Child wrangler Lindsay Schmidt even stands beside the stage miming physical cues to the youngest cast members. When the kids are not onstage they sit with Schmidt and the other teachers in their dressing rooms. Schmidt is known as the “game monster” and organizes bouts of Zombie Dice, Connect Four, cards and more.

The teachers have decorated the children’s dressing rooms for the holidays with twinkling lights and stockings hung on each little mirror.

The show runs late, so the children are encouraged to sleep in, says actress Joan Almedilla, who plays the king’s chief wife, Lady Thiang. Almedilla’s 7-year-old son, CJ Uy, is also in the show, so the pair have the good fortune of touring together.

“He’ll miss his friends in L.A.,” says Almedilla, who lives in Burbank. “But he’s having a great time with his new touring friends. He can’t wait to go to work. He doesn’t think it’s work.”


Until now, Almedilla has homeschooled Uy, so it’s strange to suddenly have her days free. She says that seeing the different cities on tour will be like a “great American history education.” Her husband is already booking his tickets to visit, and the family will stay in touch in between via FaceTime.

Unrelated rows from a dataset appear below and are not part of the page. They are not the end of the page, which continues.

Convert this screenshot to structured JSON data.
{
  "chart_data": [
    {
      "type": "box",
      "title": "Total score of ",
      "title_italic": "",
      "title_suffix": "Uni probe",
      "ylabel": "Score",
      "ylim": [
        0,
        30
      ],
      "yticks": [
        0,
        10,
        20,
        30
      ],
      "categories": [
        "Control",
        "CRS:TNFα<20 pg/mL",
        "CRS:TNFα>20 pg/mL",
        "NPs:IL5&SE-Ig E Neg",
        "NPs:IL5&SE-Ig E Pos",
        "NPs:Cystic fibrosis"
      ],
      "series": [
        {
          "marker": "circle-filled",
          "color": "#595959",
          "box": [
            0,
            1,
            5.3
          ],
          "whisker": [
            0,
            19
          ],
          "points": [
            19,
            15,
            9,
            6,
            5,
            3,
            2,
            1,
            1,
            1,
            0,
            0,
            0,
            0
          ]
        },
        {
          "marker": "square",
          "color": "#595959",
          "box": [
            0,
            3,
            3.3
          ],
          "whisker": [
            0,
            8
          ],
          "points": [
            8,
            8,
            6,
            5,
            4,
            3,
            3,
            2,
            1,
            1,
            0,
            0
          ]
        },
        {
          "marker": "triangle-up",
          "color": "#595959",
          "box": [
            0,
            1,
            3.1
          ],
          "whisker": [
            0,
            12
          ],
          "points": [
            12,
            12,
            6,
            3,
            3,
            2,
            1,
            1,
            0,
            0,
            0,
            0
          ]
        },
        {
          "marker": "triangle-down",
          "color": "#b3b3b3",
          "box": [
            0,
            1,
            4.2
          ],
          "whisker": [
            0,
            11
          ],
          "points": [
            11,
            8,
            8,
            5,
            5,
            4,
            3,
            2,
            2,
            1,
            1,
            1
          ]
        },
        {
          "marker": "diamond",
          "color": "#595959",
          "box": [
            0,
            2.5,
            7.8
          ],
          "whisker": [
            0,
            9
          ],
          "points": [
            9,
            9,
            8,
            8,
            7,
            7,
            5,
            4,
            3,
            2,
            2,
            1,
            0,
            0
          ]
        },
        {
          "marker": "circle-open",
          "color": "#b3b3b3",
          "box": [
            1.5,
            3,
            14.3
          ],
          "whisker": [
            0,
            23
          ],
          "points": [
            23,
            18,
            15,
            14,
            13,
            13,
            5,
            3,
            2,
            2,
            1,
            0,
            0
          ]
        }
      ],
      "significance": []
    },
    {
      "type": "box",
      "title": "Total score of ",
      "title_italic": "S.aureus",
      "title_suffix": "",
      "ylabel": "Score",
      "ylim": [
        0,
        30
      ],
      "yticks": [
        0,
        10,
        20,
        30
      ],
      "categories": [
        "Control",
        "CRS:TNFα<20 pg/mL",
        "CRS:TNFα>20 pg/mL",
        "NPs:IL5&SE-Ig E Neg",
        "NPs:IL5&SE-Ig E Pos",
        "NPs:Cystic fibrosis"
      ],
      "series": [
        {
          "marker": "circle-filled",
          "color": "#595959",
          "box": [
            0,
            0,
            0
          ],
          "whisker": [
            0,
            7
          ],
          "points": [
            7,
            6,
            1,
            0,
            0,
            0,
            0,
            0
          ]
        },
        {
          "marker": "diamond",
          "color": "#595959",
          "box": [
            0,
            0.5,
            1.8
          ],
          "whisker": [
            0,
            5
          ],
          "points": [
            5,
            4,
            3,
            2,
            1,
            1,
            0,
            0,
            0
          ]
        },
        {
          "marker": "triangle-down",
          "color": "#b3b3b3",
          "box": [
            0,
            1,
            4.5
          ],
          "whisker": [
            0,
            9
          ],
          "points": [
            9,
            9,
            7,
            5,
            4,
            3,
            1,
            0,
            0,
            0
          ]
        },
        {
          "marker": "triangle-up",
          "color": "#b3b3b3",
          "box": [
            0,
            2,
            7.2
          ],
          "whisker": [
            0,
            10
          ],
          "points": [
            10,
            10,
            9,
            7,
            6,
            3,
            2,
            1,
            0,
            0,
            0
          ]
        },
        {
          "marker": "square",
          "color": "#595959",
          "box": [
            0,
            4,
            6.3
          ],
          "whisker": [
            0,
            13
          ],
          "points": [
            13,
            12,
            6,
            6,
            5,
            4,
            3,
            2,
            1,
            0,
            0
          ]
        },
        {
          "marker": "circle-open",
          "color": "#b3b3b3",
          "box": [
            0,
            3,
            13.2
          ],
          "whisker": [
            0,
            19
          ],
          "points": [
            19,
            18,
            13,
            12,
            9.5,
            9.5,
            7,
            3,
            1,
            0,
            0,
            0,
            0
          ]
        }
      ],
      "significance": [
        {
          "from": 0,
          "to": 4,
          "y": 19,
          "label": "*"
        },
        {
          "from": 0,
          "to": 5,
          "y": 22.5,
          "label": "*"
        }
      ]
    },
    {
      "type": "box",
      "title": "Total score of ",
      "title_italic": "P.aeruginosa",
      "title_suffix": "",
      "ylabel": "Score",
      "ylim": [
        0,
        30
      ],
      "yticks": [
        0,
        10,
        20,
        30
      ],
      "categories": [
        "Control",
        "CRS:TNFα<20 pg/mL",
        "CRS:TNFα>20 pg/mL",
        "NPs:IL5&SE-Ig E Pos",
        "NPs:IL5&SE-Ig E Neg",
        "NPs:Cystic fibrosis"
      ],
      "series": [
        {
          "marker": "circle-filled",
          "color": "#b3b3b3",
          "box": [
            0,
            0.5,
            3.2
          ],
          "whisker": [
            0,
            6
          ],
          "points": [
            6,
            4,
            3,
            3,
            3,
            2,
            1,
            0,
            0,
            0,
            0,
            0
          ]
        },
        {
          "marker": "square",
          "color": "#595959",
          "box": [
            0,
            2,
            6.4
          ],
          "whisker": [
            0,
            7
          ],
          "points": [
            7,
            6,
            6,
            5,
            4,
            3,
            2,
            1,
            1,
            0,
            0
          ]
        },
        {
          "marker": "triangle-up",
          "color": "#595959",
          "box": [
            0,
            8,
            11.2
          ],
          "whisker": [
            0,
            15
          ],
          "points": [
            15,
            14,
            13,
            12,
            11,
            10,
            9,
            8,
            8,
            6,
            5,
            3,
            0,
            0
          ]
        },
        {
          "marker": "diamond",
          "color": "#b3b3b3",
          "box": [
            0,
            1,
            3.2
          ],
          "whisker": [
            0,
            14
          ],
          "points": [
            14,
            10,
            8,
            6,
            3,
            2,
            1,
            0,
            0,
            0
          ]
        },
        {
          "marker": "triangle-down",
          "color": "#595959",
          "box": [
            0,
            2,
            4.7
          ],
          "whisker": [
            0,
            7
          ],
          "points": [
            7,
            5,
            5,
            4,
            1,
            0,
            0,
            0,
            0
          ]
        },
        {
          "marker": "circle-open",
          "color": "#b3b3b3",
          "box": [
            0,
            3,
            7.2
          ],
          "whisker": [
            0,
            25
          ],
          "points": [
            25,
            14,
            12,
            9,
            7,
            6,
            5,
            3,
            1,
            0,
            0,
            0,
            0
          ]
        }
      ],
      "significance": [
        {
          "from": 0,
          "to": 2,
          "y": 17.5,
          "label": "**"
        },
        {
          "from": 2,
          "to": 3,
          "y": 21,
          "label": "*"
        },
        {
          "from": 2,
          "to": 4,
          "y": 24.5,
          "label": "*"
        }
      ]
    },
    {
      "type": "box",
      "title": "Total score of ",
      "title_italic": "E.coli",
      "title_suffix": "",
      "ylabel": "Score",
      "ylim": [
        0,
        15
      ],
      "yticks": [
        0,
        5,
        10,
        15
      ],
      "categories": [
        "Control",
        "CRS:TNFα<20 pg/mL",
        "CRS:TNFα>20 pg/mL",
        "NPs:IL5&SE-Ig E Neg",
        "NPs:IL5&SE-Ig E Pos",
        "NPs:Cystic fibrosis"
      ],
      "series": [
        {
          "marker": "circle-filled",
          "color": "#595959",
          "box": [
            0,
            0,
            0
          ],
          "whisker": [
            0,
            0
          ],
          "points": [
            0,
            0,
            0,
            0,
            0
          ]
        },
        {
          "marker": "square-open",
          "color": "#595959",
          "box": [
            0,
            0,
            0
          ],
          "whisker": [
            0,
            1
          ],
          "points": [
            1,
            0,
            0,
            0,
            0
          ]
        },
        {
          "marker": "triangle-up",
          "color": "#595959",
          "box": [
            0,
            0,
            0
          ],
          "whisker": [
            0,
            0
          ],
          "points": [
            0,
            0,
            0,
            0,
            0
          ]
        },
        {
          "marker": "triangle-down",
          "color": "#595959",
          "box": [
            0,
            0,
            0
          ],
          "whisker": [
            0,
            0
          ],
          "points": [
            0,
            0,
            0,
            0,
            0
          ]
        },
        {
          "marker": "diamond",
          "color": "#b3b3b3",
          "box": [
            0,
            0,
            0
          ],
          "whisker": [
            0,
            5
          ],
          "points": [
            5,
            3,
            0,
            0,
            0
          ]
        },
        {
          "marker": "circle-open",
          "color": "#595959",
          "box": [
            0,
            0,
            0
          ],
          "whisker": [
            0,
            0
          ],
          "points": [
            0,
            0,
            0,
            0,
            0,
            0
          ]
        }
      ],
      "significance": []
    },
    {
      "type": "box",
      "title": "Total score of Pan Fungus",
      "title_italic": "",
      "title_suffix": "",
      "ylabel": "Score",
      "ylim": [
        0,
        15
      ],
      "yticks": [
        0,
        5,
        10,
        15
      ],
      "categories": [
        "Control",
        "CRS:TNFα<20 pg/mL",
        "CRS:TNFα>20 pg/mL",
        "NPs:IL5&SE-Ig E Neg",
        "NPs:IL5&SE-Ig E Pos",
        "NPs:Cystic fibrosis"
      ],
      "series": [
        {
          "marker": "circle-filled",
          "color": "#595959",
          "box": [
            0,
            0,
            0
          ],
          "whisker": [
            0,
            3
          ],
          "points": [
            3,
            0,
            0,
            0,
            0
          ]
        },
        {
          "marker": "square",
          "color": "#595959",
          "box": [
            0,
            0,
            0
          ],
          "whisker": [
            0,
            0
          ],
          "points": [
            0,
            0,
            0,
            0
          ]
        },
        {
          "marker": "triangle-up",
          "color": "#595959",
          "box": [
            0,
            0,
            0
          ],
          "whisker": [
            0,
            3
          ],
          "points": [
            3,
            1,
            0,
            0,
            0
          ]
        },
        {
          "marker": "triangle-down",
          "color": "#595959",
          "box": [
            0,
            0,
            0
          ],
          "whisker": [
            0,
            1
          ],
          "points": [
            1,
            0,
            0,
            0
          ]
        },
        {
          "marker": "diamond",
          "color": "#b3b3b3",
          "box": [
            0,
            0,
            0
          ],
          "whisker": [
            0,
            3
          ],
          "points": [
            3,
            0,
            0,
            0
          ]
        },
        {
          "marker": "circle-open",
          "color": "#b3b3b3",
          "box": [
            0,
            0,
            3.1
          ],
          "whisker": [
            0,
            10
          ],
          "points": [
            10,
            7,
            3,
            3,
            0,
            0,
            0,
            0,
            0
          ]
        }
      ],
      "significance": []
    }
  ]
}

Another parent, Dexter Amistad, also uses FaceTime to connect his son and daughter, Jaden and Kayla (both of whom are on this tour), with their mother, who is working in New Jersey.

He says his children are passionate about the stage and have chosen this path in life for themselves. He considers himself lucky to be able to take time off as a sales director to tour with them. They get paid well enough that he says they can save money for college.

“My job as a parent is to make sure their lives have balance,” he says. “Every day is a new day despite the repetition of tour. If the previous day was a great day, we take it along with us. If something bothered them, I’m here to help.”

‘Rodgers & Hammerstein’s The King and I’

Where: Hollywood Pantages Theatre, 6233 Hollywood Blvd., Los Angeles

When: 8 p.m. Tuesdays-Fridays, 2 and 8 p.m. Saturdays, 1 and 6:30 p.m. Sundays, through Jan. 21. Check the website for holiday hours.